I was deeply affected to hear about the passing last week of Rae Beth, the author whose beautiful book, Hedge Witch was so influential to me—especially in the formulation of hedge morris dancing— and whose warm support and correspondence in recent times was both a blessing and an honour.
It’s perhaps a little counterintuitive for someone so apparently unsentimental about folklore to have found such inspiration in the work of a writer as arcane and transcendent as Rae, but even to a handwringing agnostic like me, her words always felt like home.
I’ve written before about how I came across Hedge Witch as a lonely student hanging around York’s new age shops in hopes of finding sympathetic kin in a new city. It's probably fair to say I was a bit of an oddity in my stolid agricultural community, and in those pre-smart phone days, places like that—thick with sweet-smelling incense and the sound of panpipes—felt like a portal to another world (or at least suggested that another way of living might be possible).
I feel like I leafed through the paperback several times before committing to part with my money. Drawn by its pale pink cover (still my go-to colour) and intrigued by the promise that it contained wisdom about a nature-based spiritual practice that might be enacted even in solitude, I remember the tiny thrill it was to put in my bag, somewhat illicit for someone raised in rural High Church.

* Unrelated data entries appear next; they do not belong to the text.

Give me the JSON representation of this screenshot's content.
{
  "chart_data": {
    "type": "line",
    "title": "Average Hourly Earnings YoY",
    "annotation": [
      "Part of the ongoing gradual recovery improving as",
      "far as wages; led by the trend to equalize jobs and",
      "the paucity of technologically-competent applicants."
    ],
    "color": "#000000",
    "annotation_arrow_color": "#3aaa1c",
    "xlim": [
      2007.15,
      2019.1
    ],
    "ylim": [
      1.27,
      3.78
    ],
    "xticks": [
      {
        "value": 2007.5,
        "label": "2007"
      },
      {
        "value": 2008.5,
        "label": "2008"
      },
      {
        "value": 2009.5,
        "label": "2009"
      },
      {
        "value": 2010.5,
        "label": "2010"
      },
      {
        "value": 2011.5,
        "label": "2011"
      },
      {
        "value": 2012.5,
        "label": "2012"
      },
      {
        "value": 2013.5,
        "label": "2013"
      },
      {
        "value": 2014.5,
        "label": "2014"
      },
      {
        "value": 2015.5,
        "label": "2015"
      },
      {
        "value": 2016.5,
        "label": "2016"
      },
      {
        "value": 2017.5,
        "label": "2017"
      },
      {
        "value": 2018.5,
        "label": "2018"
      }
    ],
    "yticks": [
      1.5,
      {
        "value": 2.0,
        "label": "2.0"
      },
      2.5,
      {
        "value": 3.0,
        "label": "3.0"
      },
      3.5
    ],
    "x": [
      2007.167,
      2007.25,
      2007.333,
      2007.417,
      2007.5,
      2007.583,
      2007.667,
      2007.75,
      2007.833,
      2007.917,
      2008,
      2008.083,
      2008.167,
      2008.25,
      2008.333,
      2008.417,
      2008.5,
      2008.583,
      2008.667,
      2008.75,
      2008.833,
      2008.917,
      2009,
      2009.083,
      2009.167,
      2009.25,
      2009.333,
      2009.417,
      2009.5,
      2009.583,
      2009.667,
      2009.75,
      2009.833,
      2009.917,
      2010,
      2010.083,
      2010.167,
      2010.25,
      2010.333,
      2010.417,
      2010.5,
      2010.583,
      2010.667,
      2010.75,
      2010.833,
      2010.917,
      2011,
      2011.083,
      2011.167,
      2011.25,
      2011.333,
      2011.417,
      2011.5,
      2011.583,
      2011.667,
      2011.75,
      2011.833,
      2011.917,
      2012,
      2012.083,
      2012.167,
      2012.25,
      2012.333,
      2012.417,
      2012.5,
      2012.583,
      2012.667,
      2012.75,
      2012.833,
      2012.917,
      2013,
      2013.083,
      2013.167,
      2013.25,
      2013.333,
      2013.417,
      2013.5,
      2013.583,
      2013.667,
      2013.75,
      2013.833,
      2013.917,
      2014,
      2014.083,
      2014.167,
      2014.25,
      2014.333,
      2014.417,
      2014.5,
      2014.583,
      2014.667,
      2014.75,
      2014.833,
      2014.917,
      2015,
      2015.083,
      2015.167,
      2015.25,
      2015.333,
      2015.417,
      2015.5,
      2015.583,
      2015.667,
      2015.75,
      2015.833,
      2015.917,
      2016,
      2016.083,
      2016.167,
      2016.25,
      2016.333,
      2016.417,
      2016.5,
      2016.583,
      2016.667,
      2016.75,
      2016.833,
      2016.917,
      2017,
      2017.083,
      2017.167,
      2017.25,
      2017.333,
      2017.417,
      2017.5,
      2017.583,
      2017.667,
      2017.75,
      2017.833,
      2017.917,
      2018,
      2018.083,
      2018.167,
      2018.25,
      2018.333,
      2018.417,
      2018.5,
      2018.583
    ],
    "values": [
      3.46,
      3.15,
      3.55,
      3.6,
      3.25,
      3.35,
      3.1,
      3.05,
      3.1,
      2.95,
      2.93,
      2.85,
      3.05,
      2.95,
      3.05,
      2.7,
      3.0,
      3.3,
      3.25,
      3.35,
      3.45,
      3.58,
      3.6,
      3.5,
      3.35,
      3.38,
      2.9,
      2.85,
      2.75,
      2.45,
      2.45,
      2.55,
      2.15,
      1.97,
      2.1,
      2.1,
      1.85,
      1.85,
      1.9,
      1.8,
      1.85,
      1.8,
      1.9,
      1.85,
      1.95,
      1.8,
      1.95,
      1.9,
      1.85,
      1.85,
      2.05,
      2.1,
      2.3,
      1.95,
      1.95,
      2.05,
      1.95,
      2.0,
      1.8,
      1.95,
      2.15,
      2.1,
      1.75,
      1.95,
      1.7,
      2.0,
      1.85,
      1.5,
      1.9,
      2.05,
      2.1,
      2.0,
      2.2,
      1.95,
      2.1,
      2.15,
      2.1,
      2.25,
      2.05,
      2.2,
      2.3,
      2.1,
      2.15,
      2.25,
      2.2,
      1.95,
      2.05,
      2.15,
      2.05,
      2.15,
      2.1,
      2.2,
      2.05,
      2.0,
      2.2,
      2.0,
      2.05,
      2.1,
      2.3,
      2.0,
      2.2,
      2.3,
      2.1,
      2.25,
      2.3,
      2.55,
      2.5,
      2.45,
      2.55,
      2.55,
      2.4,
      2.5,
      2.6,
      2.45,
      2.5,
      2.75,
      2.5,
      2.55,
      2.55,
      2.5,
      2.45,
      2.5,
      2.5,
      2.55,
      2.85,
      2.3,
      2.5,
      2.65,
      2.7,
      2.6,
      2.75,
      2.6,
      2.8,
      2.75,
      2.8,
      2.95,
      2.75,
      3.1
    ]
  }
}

And then I went home and read it from cover to cover, revisiting it many times since. Here’s what I love about Hedge Witch. I love how generous it is, presented in an epistolatory style, comprised of real letters written by Rae to two novices over the course of about a year in 1987/88 (one goes on to self-initiate as a hedge witch, the other does not). As a reader, it’s like receiving letters from a trusted friend; warm, engaging, informative without being overwhelming and always, always non-dogmatic.
I also love how accessible Rae's hedge credo is. It feels eminently do-able, inclusive of those with little more than a pot plant to tend and a window to look at the sky. Although it’s not stated outright, her teaching is very neurodivergent / disability-friendly, fully embracing of the wide array of reasons someone might not feel able to join a group—something which informs my own approach to creating contemporary traditions.
She writes, ‘there is a certain kind of witch at home with solitude. He or she need not be friendless. But by temperament, some are drawn to worship and work magic on their own’—an affirmation of acceptance for an introverted only child like me. At the same time, her willingness to address practical concerns was reassuring for a low-income fledgling juggling study with several part-time jobs: ‘[i]f you lack money or have children to consider, or if you have a demanding job...then it is really not feasible to celebrate the Sabbats and Full Moons regularly, at someone else’s choice of hour in someone else’s house, some distance from your home’.
That Rae Beth lived as a hedge witch and described her world with such richness made these things feel not just valid where they might often be condemned or pitied, but noble and abundant: ‘[t]hough this is sometimes a lonely path,’ she admits, ‘it leads to places of great beauty.’ Her clear environmental and feminist consciousness also shines throughout: I thrilled at the idea of a Mother Goddess as well as a masculine God and the cultivation of respect and adoration for the earth we inhabit, rather than longing for some sky-bound other-place only earned in the afterlife. ‘To be fully alive is worth everything. Such open sensitivity can entail suffering, but joy is real.’
Although Wicca didn’t really stick for me, at least in any declarative way, Rae’s work taught me to intuitively craft a pathway and relationship to the divine that works for me, something I continue to practice in my own haphazard sort of way. It also cemented my fierce commitment to being self-determined (although it took me some years to really understand what this meant).
A couple of years ago when I was reconnecting with my morris dancing practice—something which had never previously held any emotional, much less mystical meaning for me—I returned to Rae’s interpretation of ‘hedge’—used with reference to the hedge schools, hedge priests and hedge marriages of the past—to imagine an independent, unsanctioned and uninstitutionalised folk which sought to include everyone.
Her kind words and encouragement at what she called my ‘hedge witchcraft [with] a new twist’ were a huge endorsement and we went on to exchange letters and emails sporadically over the past two years, something my teenage self would certainly never have believed. One such message from last year said, ‘Your creativity and inclusiveness are a joy in this difficult time. Although I am now a wonky old lady, I shall certainly be joining in with the Dusking Dance.’ Later she emailed to say that she'd incorporated it into her Samhain observances. I hope I told her how much this meant to me.
We never met and I realise now in writing this that I know relatively little of her life outside of her books (not just Hedge Witch but also The Green Hedge Witch, The Hedge Witch’s Way and others). I don’t even have an author photograph to share, it being her preference, like many older, traditional witches to avoid such representations. So I want to finish with Rae’s words on loss, as her friends and readers reflect on the many gifts she left us with:
‘Remember, “You must meet, and know, and remember, and love them again”’.
Thank you Rae Beth. You will be sorely missed.